“Take that chair! Take that chair!” cried Janet.
He picked it up by its heavy arms, stood back and then charged the door. There was a shuddering noise, a splintering sound of wood giving. Then it was all quiet again.
He got ready to do it again.
“Wait!” said Janet. In a quivering voice she called Sally’s name again.
There was no reply.
“Do it now!” she said, almost incoherently. “Do it now! I believe one of the panels is giving.”
He charged it once more, and then again.
“The panel’s giving,” said Janet.
He flung down the chair from his shoulders. The panel had splintered from its joining at the bottom. He could just push it forward a little, making a slight aperture.
“Get the poker!” he said firmly.
She ran obediently and brought it to him. He prized it into the gap, levered it forward until there was room for his fingers to squeeze through; then he thrust them in and used the strength of his arm, an additional lever, to push an opening down towards the key inside.
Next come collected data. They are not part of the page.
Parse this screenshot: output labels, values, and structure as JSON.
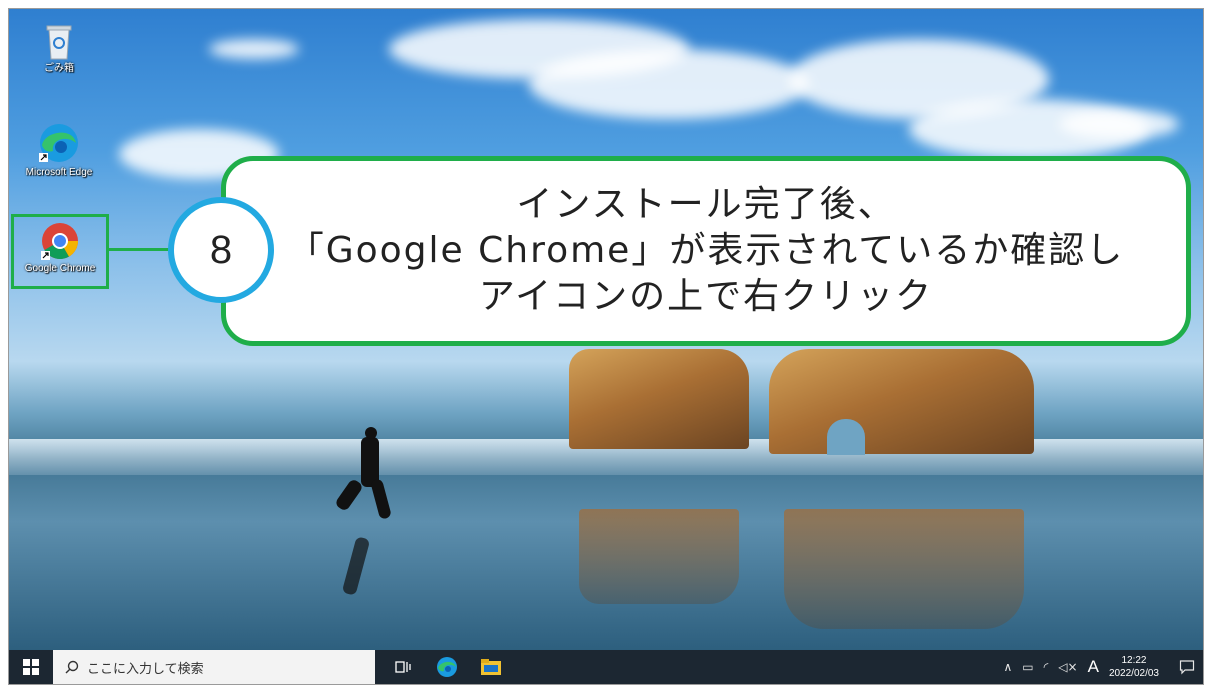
{
  "desktop": {
    "icons": [
      {
        "label": "ごみ箱",
        "icon": "recycle-bin-icon"
      },
      {
        "label": "Microsoft Edge",
        "icon": "edge-icon"
      },
      {
        "label": "Google Chrome",
        "icon": "chrome-icon"
      }
    ]
  },
  "instruction": {
    "step_number": "8",
    "lines": [
      "インストール完了後、",
      "「Google Chrome」が表示されているか確認し",
      "アイコンの上で右クリック"
    ],
    "border_color": "#1fae4a",
    "badge_color": "#23a9e1"
  },
  "taskbar": {
    "search_placeholder": "ここに入力して検索",
    "ime_indicator": "A",
    "time": "12:22",
    "date": "2022/02/03",
    "background": "#1c2732"
  }
}
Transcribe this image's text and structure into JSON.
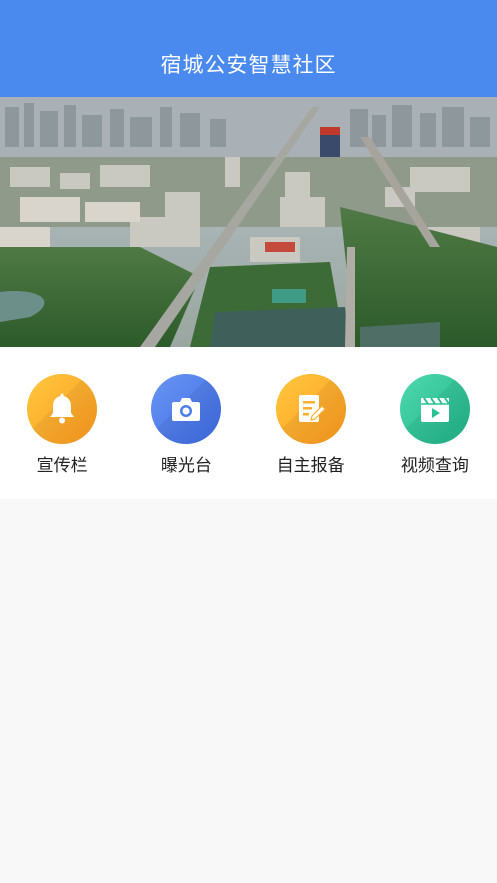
{
  "header": {
    "title": "宿城公安智慧社区"
  },
  "banner": {
    "image": "city-aerial-photo"
  },
  "menu": {
    "items": [
      {
        "label": "宣传栏",
        "icon": "bell-icon",
        "color_from": "#ffc13d",
        "color_to": "#ff9a1f"
      },
      {
        "label": "曝光台",
        "icon": "camera-icon",
        "color_from": "#5b8cf0",
        "color_to": "#3d6be6"
      },
      {
        "label": "自主报备",
        "icon": "edit-document-icon",
        "color_from": "#ffc13d",
        "color_to": "#ff9a1f"
      },
      {
        "label": "视频查询",
        "icon": "video-play-icon",
        "color_from": "#3fd0a4",
        "color_to": "#1fb58a"
      }
    ]
  }
}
“Mind your arm,” said Janet; “you’re tearing the skin.”
He made no reply—forced his hand still further through the gap until the splinters of wood were cutting into the flesh and the blood was dripping down in red blotches on the white paint of the door. She glanced at his face. It was grey. The pupils of his eyes were large with fear. His breath was hunting through his nostrils as he strained to reach the key.
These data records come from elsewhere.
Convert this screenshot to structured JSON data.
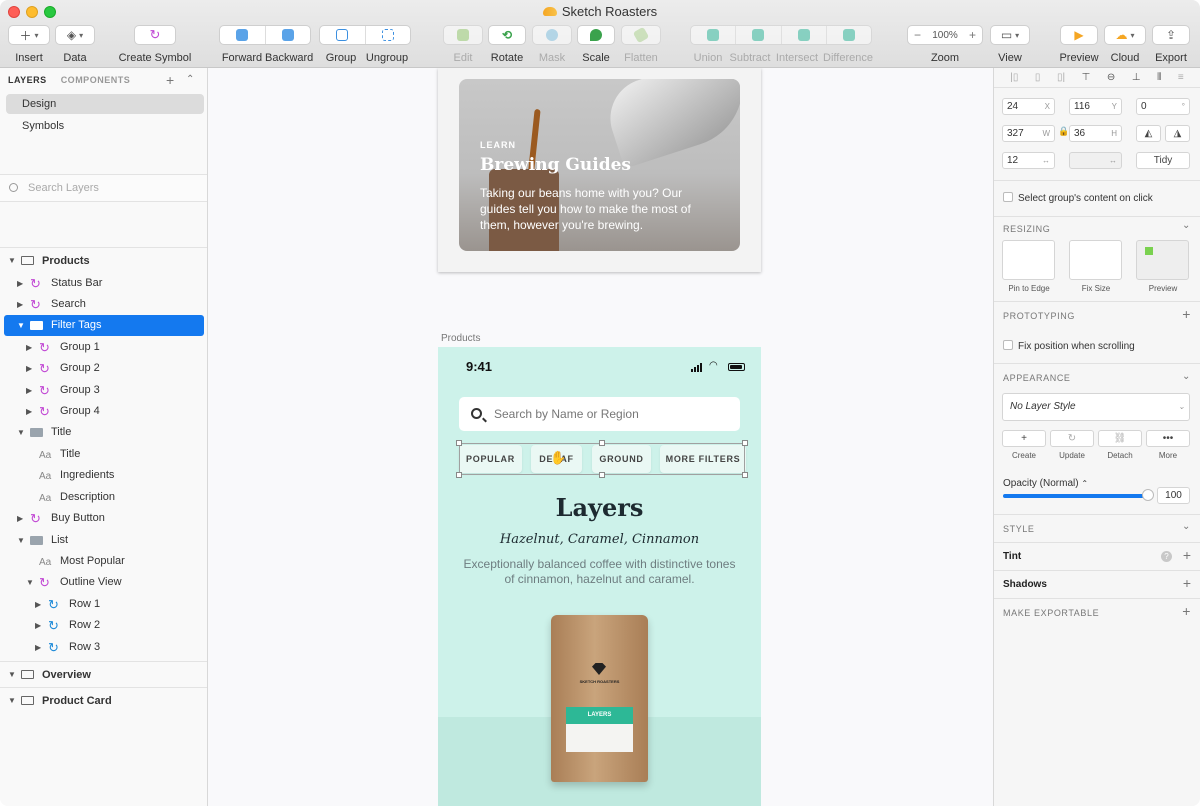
{
  "window": {
    "title": "Sketch Roasters"
  },
  "toolbar": {
    "insert": "Insert",
    "data": "Data",
    "create_symbol": "Create Symbol",
    "forward": "Forward",
    "backward": "Backward",
    "group": "Group",
    "ungroup": "Ungroup",
    "edit": "Edit",
    "rotate": "Rotate",
    "mask": "Mask",
    "scale": "Scale",
    "flatten": "Flatten",
    "union": "Union",
    "subtract": "Subtract",
    "intersect": "Intersect",
    "difference": "Difference",
    "zoom_value": "100%",
    "zoom": "Zoom",
    "view": "View",
    "preview": "Preview",
    "cloud": "Cloud",
    "export": "Export"
  },
  "left": {
    "tab_layers": "LAYERS",
    "tab_components": "COMPONENTS",
    "pages": [
      "Design",
      "Symbols"
    ],
    "search_placeholder": "Search Layers",
    "layers": [
      "Products",
      "Status Bar",
      "Search",
      "Filter Tags",
      "Group 1",
      "Group 2",
      "Group 3",
      "Group 4",
      "Title",
      "Title",
      "Ingredients",
      "Description",
      "Buy Button",
      "List",
      "Most Popular",
      "Outline View",
      "Row 1",
      "Row 2",
      "Row 3",
      "Overview",
      "Product Card"
    ],
    "text_glyph": "Aa"
  },
  "canvas": {
    "card": {
      "eyebrow": "LEARN",
      "title": "Brewing Guides",
      "body": "Taking our beans home with you? Our guides tell you how to make the most of them, however you're brewing."
    },
    "artboard_label": "Products",
    "phone": {
      "time": "9:41",
      "search_placeholder": "Search by Name or Region",
      "chips": [
        "POPULAR",
        "DECAF",
        "GROUND",
        "MORE FILTERS"
      ],
      "title": "Layers",
      "subtitle": "Hazelnut, Caramel, Cinnamon",
      "description": "Exceptionally balanced coffee with distinctive tones of cinnamon, hazelnut and caramel.",
      "bag_brand": "SKETCH ROASTERS",
      "bag_label": "LAYERS"
    }
  },
  "right": {
    "x": "24",
    "x_unit": "X",
    "y": "116",
    "y_unit": "Y",
    "rotation": "0",
    "rotation_unit": "°",
    "w": "327",
    "w_unit": "W",
    "h": "36",
    "h_unit": "H",
    "spacing": "12",
    "tidy": "Tidy",
    "select_group_content": "Select group's content on click",
    "resizing": "RESIZING",
    "pin_to_edge": "Pin to Edge",
    "fix_size": "Fix Size",
    "preview": "Preview",
    "prototyping": "PROTOTYPING",
    "fix_position": "Fix position when scrolling",
    "appearance": "APPEARANCE",
    "layer_style": "No Layer Style",
    "create": "Create",
    "update": "Update",
    "detach": "Detach",
    "more": "More",
    "opacity_label": "Opacity (Normal)",
    "opacity_value": "100",
    "style": "STYLE",
    "tint": "Tint",
    "shadows": "Shadows",
    "make_exportable": "MAKE EXPORTABLE"
  },
  "colors": {
    "accent": "#1479ef",
    "symbol": "#c147d4",
    "mint": "#cdf2ea",
    "label_green": "#2db896"
  }
}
“Now I’ve got it,” he whispered. “Prize that open with the poker as far as you can or I’ll never get my hand back.”
She leant all her fragile weight against it, aided with the strength of maddening fear. Her ears were strained for the sound in the lock. When she heard the bolt click, she gasped and pressed forward again with redoubled vigour as he slowly drew out his lacerated hand from the crevice.
Then they both stood upright. Together they both drew a deep breath as Traill turned the handle and opened the door. A physical sickness made them weak. Janet half tumbled, half ran into the room. The length of Traill’s strides brought him even with her.
Sally was there. Sally was in the room. She lay crumpled on the bed, her legs drawn up, twisted, bent; one arm thrown out covering her face, her other hand gripping a corner of the bed-clothes, stretching out from her in tautened creases. She looked as though some giant hand had knotted her fragile body with fingers of iron.
With a cry, Janet bent over the bed. At her feet, Traill picked up a little bottle, hurriedly read the label, and blindly put it in his pocket.
“Uncover her face,” he whispered; “take her arm away from her face—she’s choking herself.”
“Choking herself!” Janet gently bent the arm back. Every feature was twisted in the same grip, the lips caught in the same iron fingers and dragged in her suffering, baring the teeth—the whole expression of her face was as though she had died, emitting one last scream of unbearable agony. “Look! Choking herself? She’s dead!”